Есть и хореографические номера - дойная корова Зойка пытается завалить навозом козлика Федю, породистый хряк Кузя хочет сесть козлику Феде на голову, а безумный боров Никитич собирается Федю отъебать. Но Федя - прыткий увертливый козлик! А не беспомощный хуй импотента. Поэтому молоденький козлик Федя удачно избегает и первого, и второго, и третьего. В финале пьесы в хлев врываются за недопитой пастухом бутылкой водки пьяные ветеринары и всех убивают. Федя все-таки успевает произнести свои последние реплики, но мертвым. Пьяные ветеринары, допивая водку, делают с телом бывшего прыткого козлика Феди то, что не успели сделать с ним при жизни Зойка, Кузя и Никитич. Пьяные ветеринары садятся Феде на голову, ебут и заваливают навозом. Звучит Бах. Или какая-нибудь другая хорошая музыка вроде Баха. Но лучше Бах. Пьеса показывает советской власти, как изощренная духовность Чехова может жить даже в хлеву. В хлеву ей живется так же хорошо, как и не в хлеву.
Когда Лена закончила, кто-то опять вздохнул. В каноническом "Вишневом саде" тоже кто-то все время вздыхал. Может быть, сам вишневый сад. Он понимал: его скоро выебут. Вот и вздыхал. Или вздыхал секс, который в "Вишневом саде" на втором плане. Секс вздыхал потому, что его не пускают на первый план. Также секс вздыхал из-за отсутствия в пьесе ума. Лена, слава Богу, в своих "Вишневых адах" не использовала парадигму вздоха. Там и так всего хватает. А после того, как Лена закончила, вздохнули двое. Вздохнул Федя. Феде опять досталось больше всех! И вздохнул мой русский хуй. Он был разочарован. Его перестали гладить. По нему перестали водить вверх-вниз. Лена занята "Вишневым адом", а про него забыла совсем.
В третьем варианте "Вишневого ада" слишком много Орвелла. Орвелл не понял механизмов русской революции. Ты их тоже, Лена, не поняла. Ты, Лена, глупая девушка! Лена, ты - совсем не глупая. Их никто не понял: не одна только ты и не один только Орвелл. "Скотский хутор" и "1984" - очередные басни с очередной моралью. Эта литература не дотягивает до Маркеса. До Пикуля она тем более не дотягивает. Ничего страшного. Какие к ебене матери механизмы! В русской революции не было никаких механизмов. В русской революции был только один голый пиздец. В русской революции был только голый пиздец механизма и механизм голого пиздеца.

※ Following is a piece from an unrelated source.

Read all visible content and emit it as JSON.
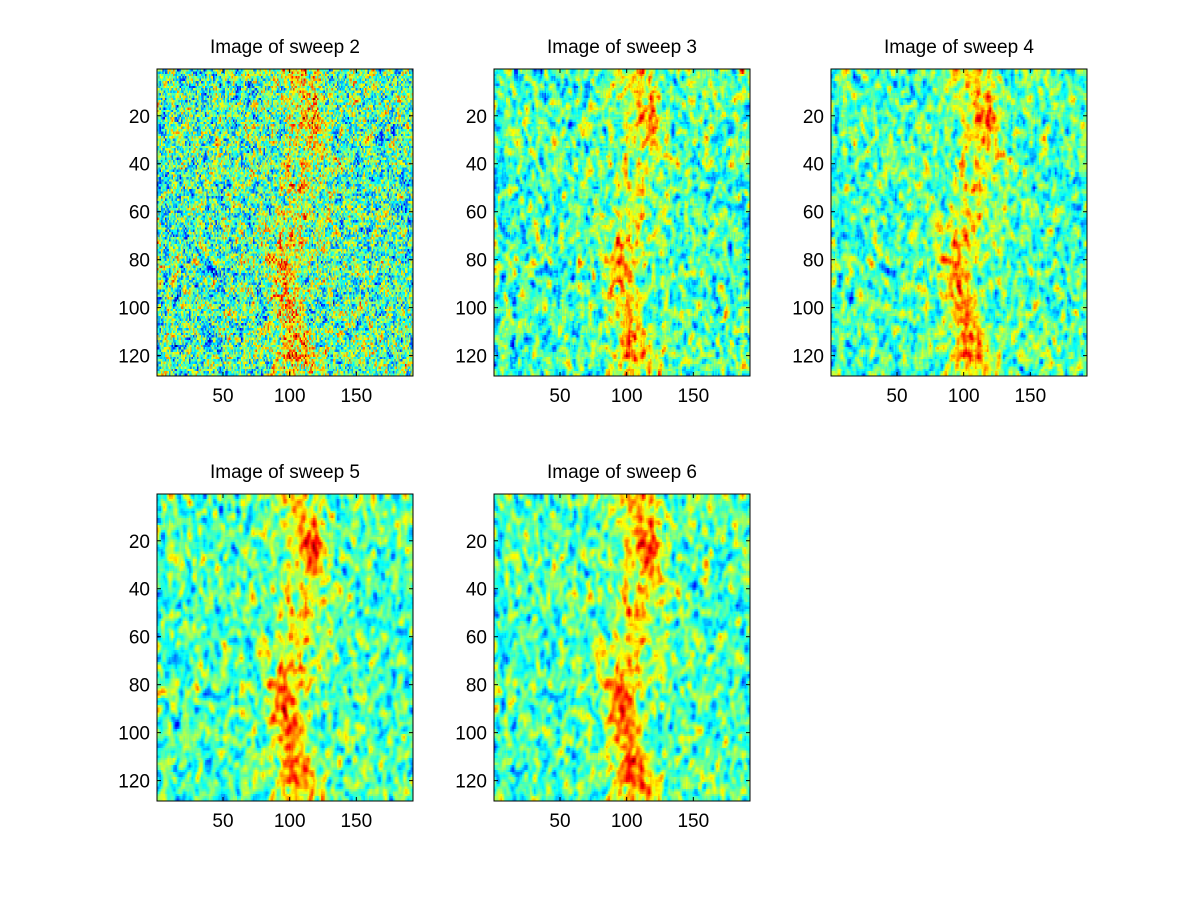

И еще, Лена. Еще вот что. Самое главное, Лена, на чем ты споткнулась в "Вишневом аде", - ты не нашла путей к русскому контексту. И ты мало водила по моему хую вверх-вниз. Ты здесь, впрочем, не виновата. Ты здесь ни при чем. Я не могу списать только на тебя провал девяностых! Мы все не нашли путей к русскому контексту. Мы все мало водили по своим и чужим хуям вверх-вниз.
Третий вариант "Вишневого ада" не вызвал такого восторга, как предшествующие два. Но все равно - многие были довольны. Некоторые были разочарованы, но большинство были довольны. Все сразу стали пить. Много пить. Мужчины стали много пить. Женщины стали много пить. Тогда в России женщины пили так же много, как и мужчины. Сейчас женщины пьют меньше. Но сейчас и мужчины меньше пьют.

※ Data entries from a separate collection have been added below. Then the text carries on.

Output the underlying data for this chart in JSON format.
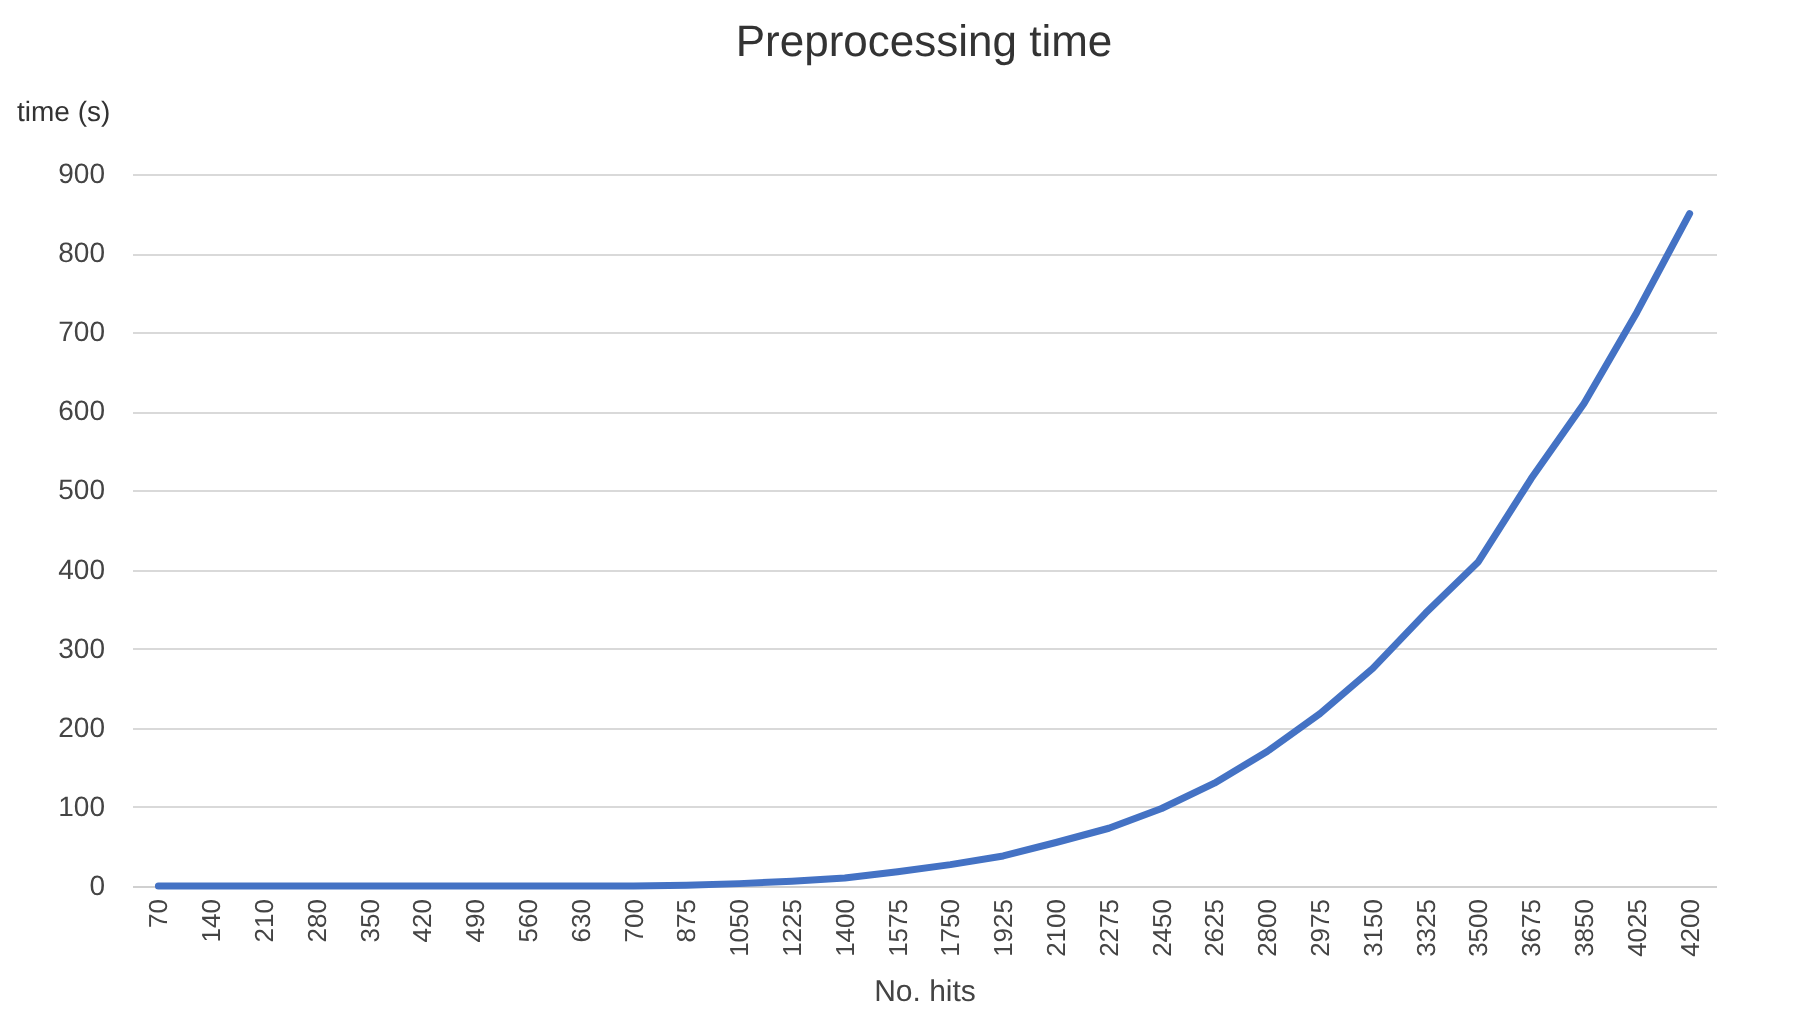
{
  "chart_data": {
    "type": "line",
    "title": "Preprocessing time",
    "xlabel": "No. hits",
    "ylabel": "time (s)",
    "categories": [
      "70",
      "140",
      "210",
      "280",
      "350",
      "420",
      "490",
      "560",
      "630",
      "700",
      "875",
      "1050",
      "1225",
      "1400",
      "1575",
      "1750",
      "1925",
      "2100",
      "2275",
      "2450",
      "2625",
      "2800",
      "2975",
      "3150",
      "3325",
      "3500",
      "3675",
      "3850",
      "4025",
      "4200"
    ],
    "series": [
      {
        "color": "#4472c4",
        "values": [
          0,
          0,
          0,
          0,
          0,
          0,
          0,
          0,
          0,
          0,
          1,
          3,
          6,
          10,
          18,
          27,
          38,
          55,
          73,
          98,
          130,
          170,
          218,
          275,
          345,
          410,
          515,
          610,
          725,
          850
        ]
      }
    ],
    "ylim": [
      0,
      900
    ],
    "yticks": [
      0,
      100,
      200,
      300,
      400,
      500,
      600,
      700,
      800,
      900
    ],
    "grid": "y",
    "legend": false,
    "marker": "none",
    "line_style": "solid"
  }
}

Снова и снова много пили. Хвалили Лену. Ругали советскую власть. Если Брежнев был жив, то ругали Брежнева. Если он уже умер, то ругали кого-то следующего после Брежнева. Вдруг все разделились. Все мужчины оказались в одной комнате, а все женщины - в другой. Запахло гомосексуализмом. Тогда для России это был непривычный запах. Это была новость. Сейчас, конечно, не новость. Но тогда была большая новость. Тогда, правда, все было новостью. В том числе и гомосексуализм.
Меня обступили. Меня трогали. Мне говорили комплименты. Меня это не удивляло. В юности я нравился мужчинам. У меня были красивые глаза, и пальцы у меня тоже были красивые. К этому времени они все еще были красивые. Но только внутри. Снаружи они уже заматерели. А раньше они были красивые и снаружи.
Кажется, я даже с кем-то танцевал и целовался. Вроде бы это было по пьяни.